6. Evaluate AI agent performance
Addressing risk management and security concerns is one need for implementing observability in AI agents. The other key question observability can help answer is gauging an AI agent’s performance and providing indicators when improvements are needed.
“When I evaluate AI agents, I expect visibility into how the agent forms its decisions because teams need a clear signal when it drifts from expected behavior,” says Levay of Redactable. “I watch for moments when the agent ignores its normal sources or reaches for shortcuts because those shifts reveal errors that slip past general observability tools.
To evaluate performance, Tim Armandpour, CTO of PagerDuty, says technology leaders must prepare for AI agents that fail subtly rather than catastrophically.

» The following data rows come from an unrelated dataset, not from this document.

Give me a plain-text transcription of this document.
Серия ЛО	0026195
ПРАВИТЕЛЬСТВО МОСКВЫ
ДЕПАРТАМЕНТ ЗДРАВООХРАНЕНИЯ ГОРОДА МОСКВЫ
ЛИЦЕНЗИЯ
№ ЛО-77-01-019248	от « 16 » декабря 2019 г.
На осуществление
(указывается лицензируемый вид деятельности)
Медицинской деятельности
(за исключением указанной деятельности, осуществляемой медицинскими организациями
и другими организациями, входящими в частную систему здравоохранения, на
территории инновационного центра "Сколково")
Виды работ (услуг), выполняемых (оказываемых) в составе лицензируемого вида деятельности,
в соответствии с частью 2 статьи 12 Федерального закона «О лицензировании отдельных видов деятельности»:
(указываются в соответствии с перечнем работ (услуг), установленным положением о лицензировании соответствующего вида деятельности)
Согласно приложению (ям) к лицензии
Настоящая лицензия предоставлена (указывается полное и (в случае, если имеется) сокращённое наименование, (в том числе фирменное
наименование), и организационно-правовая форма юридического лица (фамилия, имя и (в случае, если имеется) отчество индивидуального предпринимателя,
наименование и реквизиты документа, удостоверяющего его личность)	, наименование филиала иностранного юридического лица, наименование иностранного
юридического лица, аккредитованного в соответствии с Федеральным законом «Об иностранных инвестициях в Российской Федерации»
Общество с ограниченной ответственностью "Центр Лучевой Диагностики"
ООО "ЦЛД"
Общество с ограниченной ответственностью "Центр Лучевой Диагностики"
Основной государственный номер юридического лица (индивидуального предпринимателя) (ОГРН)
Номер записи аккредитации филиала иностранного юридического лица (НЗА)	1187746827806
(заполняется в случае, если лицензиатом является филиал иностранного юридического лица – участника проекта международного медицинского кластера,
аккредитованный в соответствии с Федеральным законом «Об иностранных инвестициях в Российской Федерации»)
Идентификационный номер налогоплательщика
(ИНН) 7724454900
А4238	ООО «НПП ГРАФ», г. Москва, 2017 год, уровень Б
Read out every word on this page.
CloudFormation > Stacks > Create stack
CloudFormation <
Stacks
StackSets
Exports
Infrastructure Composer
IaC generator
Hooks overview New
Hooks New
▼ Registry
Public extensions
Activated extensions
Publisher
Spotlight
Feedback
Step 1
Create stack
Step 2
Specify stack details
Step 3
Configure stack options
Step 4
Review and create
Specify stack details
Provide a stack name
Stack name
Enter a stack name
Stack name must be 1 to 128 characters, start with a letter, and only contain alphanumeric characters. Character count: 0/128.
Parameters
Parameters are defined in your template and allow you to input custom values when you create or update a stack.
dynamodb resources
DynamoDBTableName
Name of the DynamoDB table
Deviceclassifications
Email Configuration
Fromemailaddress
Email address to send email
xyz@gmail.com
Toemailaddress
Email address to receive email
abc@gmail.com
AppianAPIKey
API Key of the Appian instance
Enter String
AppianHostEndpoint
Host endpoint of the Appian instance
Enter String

He recommends, “Instrument the full decision chain from prompt to output and treat reasoning quality and decision patterns as first-class metrics alongside traditional performance indicators. The teams succeeding at this treat every agent interaction as a security boundary and build observability contracts that make agent behavior auditable and explainable in production.”
7. Prepare for observability AI agents that take action
The natural evolution of observability is when devops organizations turn signals into actions using AI observability agents.
“Observability shouldn’t stop at recording; you should be able to take action if an agent is going astray easily,” says Neray of Oso. “Make sure you can easily restrict agentic actions by tightening access permissions, removing a particular tool, or even fully quarantining an agent to stop rogue behavior.”
Observability data will fuel the next generation of IT and security operational AI agents that will need to monitor a business’s agentic AI operations. The question is whether devops teams will have enough time to implement observability standards, or whether business demand to deploy agents will drive a new era of AI technical debt.